Smart idea to take a punt on the tech sector

Kathleen Brooks
Jaws dropped on Wall Street late Thursday after Intel, the computer chip maker, reported an 875 per cent increase in profits between October and December last year. Profits were $2.3bn, up from $234m in the same quarter in 2008, smashing analyst expectations.

But while a nine-fold increase in profits is unlikely to be replicated this quarter, there could still be some upside for other tech firms. This is a good opportunity for spread betters who might want to cash in on positive surprises in technology companies’ earnings over the coming weeks.

Intel is seen as a bellwether for the tech sector.
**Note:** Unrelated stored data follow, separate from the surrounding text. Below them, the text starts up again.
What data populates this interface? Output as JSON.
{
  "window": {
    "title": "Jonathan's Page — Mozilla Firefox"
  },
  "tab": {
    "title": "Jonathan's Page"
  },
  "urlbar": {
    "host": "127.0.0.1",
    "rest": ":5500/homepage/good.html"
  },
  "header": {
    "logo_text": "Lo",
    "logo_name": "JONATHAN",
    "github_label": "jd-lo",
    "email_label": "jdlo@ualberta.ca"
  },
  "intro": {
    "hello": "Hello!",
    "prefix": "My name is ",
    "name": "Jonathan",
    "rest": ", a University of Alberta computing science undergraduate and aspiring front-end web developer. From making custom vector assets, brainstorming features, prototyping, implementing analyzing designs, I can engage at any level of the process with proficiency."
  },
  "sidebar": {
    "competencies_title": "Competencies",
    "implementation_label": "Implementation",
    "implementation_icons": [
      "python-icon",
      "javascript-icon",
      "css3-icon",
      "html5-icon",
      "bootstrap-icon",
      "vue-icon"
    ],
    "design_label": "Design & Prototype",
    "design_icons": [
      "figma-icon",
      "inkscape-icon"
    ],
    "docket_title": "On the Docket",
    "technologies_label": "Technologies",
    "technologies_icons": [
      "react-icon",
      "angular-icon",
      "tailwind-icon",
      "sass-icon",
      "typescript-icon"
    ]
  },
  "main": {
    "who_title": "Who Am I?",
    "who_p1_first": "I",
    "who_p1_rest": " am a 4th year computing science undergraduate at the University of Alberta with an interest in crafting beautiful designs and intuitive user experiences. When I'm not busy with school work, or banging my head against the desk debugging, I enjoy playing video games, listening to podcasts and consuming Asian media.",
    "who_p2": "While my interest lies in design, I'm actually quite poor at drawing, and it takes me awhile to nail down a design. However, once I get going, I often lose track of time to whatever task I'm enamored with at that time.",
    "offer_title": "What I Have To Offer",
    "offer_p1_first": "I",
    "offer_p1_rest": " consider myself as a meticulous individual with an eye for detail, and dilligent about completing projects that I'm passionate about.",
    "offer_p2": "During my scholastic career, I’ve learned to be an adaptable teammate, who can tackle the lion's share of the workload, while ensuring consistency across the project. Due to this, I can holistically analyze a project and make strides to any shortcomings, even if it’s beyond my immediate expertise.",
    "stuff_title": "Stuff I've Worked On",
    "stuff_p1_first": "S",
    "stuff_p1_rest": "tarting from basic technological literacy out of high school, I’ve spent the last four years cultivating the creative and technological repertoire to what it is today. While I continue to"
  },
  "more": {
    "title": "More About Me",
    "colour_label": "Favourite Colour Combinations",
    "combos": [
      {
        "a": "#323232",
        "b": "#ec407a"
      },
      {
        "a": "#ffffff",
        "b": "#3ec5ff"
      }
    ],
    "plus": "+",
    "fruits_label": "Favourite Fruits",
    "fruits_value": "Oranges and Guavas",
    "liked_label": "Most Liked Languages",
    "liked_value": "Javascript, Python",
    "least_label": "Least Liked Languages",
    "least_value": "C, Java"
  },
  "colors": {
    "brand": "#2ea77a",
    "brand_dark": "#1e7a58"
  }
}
Its profits in the fourth quarter were largely generated by consumers’ thirst for new technology, in particular mobile internet devices like smartphones, laptops and netbooks, which all use Intel chips. “This is the future of technology,” says Richard Holway, Chairman of Tech Market View, a technology research firm. “Consumers will continue to demand these products for the next few years.” Good news for the likes of Intel.

What is interesting about Intel’s results is that while revenues in Europe and the US were uninspiring, demand for its chips grew strongly in countries like China and India. As Christian Tegllund Blaabjerg, chief equity strategist for Saxo Bank, says, even if consumption slows in the west, larger companies like Intel with exposure to emerging markets should continue to do well.

Internet service companies will also benefit from this surge in demand for wireless technology. As more people use smartphones, the increase in pressure on bandwidth capacity will start to hurt performance. Expanding it is a long-term project, but this paves the way for companies such as French telecoms company Alcatel-Lucent and wireless technology expert Harris Corporation, which both provide patches to improve capacity in the short-term.

There is little competition in this sector and demand for their services are set to increase both this year and next, which should be reflected in the share price.

Spread betters need to be careful about which stocks to pick. As Charles Stanley’s Tom Gidley-Kitchin says, not all technology stocks are equal, and thorough research pays off:

He warns: “This isn’t a sector where you buy a stock because it’s cheap and wait for it to revert to the mean. In this sector if a company falls behind the competition and loses market share they will continue to do that.”

Companies that provide smartphones and laptops should do well. This is good news for Apple and Google, who report their results in the coming weeks. Their performance should tell us whether Intel’s results were a freak event, or a sign of things to come.